Der Yalu (dt. auch Jalu; in Nordkorea Amrok-gang, in Südkorea Amnokgang genannt) ist ein Grenzfluss zwischen der Volksrepublik China und Nordkorea.

Er entspringt auf 2500 m Seehöhe am Paektu-san im Changbai-Gebirge und fließt nach 813 km zwischen den Städten Dandong (China) und Sinŭiju (Korea) in das Gelbe Meer. Die wichtigsten Zuflüsse des Yalu sind der Changjin-gang, der Hŏch'ŏn-gang und der Tongro-Gang.

In Sup'ung-Rodongjagu (水豊勞動者區) am Yalu, stromaufwärts von Sinŭiju, wurde auf der chinesisch-koreanischen Grenze die Supung-Talsperre mit einem der größten asiatischen Wasserkraftwerke errichtet.
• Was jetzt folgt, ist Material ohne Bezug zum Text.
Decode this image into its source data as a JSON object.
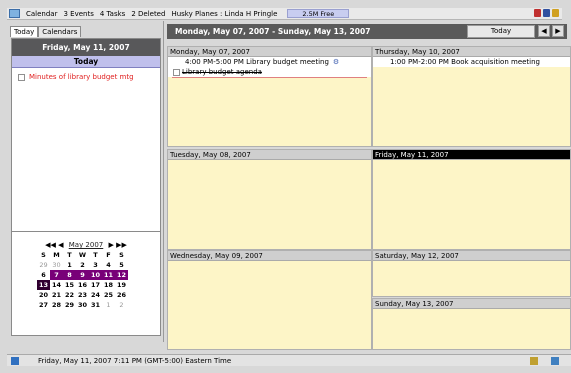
{
  "topbar": {
    "calendar": "Calendar",
    "events": "3 Events",
    "tasks": "4 Tasks",
    "deleted": "2 Deleted",
    "user": "Husky Planes : Linda H Pringle",
    "free": "2.5M Free"
  },
  "left": {
    "tabs": [
      "Today",
      "Calendars"
    ],
    "today_date": "Friday, May 11, 2007",
    "today_label": "Today",
    "task": "Minutes of library budget mtg"
  },
  "minical": {
    "nav_prev_year": "◀◀",
    "nav_prev": "◀",
    "month": "May 2007",
    "nav_next": "▶",
    "nav_next_year": "▶▶",
    "weekdays": [
      "S",
      "M",
      "T",
      "W",
      "T",
      "F",
      "S"
    ],
    "weeks": [
      [
        "29",
        "30",
        "1",
        "2",
        "3",
        "4",
        "5"
      ],
      [
        "6",
        "7",
        "8",
        "9",
        "10",
        "11",
        "12"
      ],
      [
        "13",
        "14",
        "15",
        "16",
        "17",
        "18",
        "19"
      ],
      [
        "20",
        "21",
        "22",
        "23",
        "24",
        "25",
        "26"
      ],
      [
        "27",
        "28",
        "29",
        "30",
        "31",
        "1",
        "2"
      ]
    ]
  },
  "main": {
    "range": "Monday, May 07, 2007 - Sunday, May 13, 2007",
    "today_button": "Today",
    "prev": "◀",
    "next": "▶",
    "days": {
      "mon": {
        "title": "Monday, May 07, 2007"
      },
      "thu": {
        "title": "Thursday, May 10, 2007"
      },
      "tue": {
        "title": "Tuesday, May 08, 2007"
      },
      "fri": {
        "title": "Friday, May 11, 2007"
      },
      "wed": {
        "title": "Wednesday, May 09, 2007"
      },
      "sat": {
        "title": "Saturday, May 12, 2007"
      },
      "sun": {
        "title": "Sunday, May 13, 2007"
      }
    },
    "events": {
      "mon_event": "4:00 PM-5:00 PM Library budget meeting",
      "mon_task": "Library budget agenda",
      "thu_event": "1:00 PM-2:00 PM Book acquisition meeting"
    }
  },
  "status": {
    "text": "Friday, May 11, 2007 7:11 PM (GMT-5:00) Eastern Time"
  },
  "colors": {
    "header_dark": "#5a5a5a",
    "today_band": "#c0c0ec",
    "selected_week": "#780078",
    "day_bg": "#fdf5c7",
    "task_text": "#e02020"
  }
}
Die Staumauer ist 160 m hoch und über 850 m lang.

Der Unterlauf des Yalu ist schiffbar.

Aufgrund seiner strategischen Lage zwischen Korea und China war der Fluss Schauplatz mehrerer Schlachten während des Japanisch-Chinesischen Kriegs 1894/95 sowie im Russisch-Japanischen Kriegs 1904/05.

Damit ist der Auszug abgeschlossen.